The first part of the ceremony is the gourd dance, which honors veterans in the community. Dancers with a mix of military uniform components, complemented by traditional native clothing dance in the middle of the high school gymnasium, while more than a dozen men systematically sing traditional songs while simultaneously beating a large drum together. Frank Larson, from the Otoe tribe, informs me that drumming is part of the singing. “It’s how we keep our rhythm when we sing,” he said.
The songs span several minutes and shift rapidly in volume while maintaining a steady beat, their voices accompanied by the whoops and shrieks of female singers behind them. One singer, Wayne Longhorn of the Shawnee / Choctaw tribes in Oklahoma, tells me the discipline “comes with a lot of practice.”
Bells jingle, fringes fly and feathers flash gracefully in rhythm with the drum and I silently take it all in on the sidelines. Kathy Littlefawn, has been dancing since the late 70’s. She informs me that the bells attached to the native clothing represents seashells, and that they mimic the sound of rain. One of the Navajo dance judges, Wilfred Jumbo, tells me the fringes represent grass and that both the grass and bell dances are part of a healing dance, which incorporates elements of the planet.
Dancer Eric Betoni, of the Dine (Navajo), informs me that all the regalia must be made by hand and the dances being performed are stories told through movement. However, the stories are not as simple as those we hear nowadays. Sometimes, Betoni says, “you have to go deep inside to figure it out.” Betoni also informs me that some stories require ritualistic ceremonies.

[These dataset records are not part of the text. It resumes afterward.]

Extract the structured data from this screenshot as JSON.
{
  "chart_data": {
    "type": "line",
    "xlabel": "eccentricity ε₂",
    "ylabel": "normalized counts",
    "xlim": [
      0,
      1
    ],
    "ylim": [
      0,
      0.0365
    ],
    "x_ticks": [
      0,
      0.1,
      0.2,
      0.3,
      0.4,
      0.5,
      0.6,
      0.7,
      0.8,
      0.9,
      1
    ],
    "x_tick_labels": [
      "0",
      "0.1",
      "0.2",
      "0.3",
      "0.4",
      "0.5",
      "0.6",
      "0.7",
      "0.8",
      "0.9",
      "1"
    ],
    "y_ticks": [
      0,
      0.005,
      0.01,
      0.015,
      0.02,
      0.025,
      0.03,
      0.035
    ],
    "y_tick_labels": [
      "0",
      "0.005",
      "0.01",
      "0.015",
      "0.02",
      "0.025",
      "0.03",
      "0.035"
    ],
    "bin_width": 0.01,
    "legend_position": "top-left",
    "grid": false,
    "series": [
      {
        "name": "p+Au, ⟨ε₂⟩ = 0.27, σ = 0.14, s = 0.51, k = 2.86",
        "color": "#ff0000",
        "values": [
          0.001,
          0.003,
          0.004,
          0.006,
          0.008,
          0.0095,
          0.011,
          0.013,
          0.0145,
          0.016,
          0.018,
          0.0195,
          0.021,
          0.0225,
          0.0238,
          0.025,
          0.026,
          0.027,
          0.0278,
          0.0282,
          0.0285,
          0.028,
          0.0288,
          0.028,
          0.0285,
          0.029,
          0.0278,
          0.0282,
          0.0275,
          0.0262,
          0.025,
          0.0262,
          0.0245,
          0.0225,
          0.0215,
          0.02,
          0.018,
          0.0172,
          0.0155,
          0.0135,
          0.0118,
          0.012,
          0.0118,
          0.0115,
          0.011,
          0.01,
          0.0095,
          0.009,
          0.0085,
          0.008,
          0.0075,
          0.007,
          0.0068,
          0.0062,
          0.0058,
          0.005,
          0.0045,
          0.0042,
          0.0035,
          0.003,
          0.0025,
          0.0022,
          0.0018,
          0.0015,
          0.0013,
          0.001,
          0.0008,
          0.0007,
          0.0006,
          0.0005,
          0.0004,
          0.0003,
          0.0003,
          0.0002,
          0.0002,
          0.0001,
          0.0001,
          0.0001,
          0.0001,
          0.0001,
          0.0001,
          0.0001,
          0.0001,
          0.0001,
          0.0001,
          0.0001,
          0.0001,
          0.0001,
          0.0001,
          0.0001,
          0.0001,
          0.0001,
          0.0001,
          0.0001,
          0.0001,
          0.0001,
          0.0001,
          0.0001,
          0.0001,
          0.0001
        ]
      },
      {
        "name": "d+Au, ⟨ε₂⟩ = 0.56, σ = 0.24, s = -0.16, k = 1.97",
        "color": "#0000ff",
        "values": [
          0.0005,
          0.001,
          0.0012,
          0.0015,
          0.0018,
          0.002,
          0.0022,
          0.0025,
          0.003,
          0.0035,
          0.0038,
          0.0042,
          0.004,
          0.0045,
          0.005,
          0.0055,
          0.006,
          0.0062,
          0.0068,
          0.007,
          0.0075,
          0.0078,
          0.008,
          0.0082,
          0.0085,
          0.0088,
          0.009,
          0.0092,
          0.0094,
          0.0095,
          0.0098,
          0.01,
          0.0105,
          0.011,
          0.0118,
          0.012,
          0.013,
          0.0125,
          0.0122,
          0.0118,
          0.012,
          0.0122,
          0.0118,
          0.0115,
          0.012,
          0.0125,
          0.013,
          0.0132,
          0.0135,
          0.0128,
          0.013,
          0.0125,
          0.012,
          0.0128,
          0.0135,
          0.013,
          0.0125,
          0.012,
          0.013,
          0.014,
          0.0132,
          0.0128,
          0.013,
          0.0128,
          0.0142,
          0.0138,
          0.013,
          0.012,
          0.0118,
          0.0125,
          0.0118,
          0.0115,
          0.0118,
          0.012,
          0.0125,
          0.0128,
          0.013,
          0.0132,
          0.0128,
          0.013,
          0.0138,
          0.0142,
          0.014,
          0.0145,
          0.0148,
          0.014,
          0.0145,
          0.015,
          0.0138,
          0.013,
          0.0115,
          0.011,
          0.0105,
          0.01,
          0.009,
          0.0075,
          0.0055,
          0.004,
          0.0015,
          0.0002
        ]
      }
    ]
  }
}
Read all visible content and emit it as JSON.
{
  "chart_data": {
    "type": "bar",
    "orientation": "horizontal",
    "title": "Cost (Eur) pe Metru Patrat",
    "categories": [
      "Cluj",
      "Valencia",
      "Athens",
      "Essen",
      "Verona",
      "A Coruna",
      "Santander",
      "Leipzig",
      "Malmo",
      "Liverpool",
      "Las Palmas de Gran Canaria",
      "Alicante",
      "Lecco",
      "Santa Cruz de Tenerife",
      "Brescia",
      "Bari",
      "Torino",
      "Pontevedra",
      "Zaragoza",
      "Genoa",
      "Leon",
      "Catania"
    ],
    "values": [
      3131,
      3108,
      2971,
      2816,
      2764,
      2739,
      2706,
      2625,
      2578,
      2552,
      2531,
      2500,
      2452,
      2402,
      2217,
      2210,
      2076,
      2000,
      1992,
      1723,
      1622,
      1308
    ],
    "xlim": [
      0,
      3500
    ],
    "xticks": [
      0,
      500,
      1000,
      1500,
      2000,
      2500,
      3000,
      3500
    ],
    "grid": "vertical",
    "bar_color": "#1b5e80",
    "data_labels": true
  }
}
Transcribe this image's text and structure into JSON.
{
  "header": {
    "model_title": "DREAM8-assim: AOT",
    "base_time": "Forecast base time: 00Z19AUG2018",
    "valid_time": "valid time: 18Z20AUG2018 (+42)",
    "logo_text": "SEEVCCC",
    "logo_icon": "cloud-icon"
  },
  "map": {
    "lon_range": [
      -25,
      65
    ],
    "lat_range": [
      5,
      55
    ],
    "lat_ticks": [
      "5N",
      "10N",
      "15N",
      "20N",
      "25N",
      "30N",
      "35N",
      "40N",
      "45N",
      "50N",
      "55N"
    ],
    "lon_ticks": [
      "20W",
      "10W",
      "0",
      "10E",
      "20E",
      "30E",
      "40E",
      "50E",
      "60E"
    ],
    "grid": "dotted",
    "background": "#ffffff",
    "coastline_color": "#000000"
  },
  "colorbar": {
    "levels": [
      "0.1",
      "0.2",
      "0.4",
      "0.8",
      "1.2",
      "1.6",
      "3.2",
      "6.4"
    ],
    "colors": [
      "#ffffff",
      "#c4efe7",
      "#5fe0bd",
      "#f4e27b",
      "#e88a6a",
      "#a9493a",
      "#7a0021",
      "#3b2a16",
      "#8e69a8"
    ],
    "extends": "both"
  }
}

The traditional cuisine at this event is what people refer to as a “Navajo Taco.” The Navajo taco is a large disc of fried dough, pillowy and relatively unflavored, topped with roast mutton and often served with a variety of vegetables and toppings. They are delicious and easily accessible through trailers parked on the side of main roads.
After leaving the pow wow, I climb back into my Jeep, and point it towards Farmington, where I would spend another day exploring and then enjoy the open road all the way back to Los Angeles County.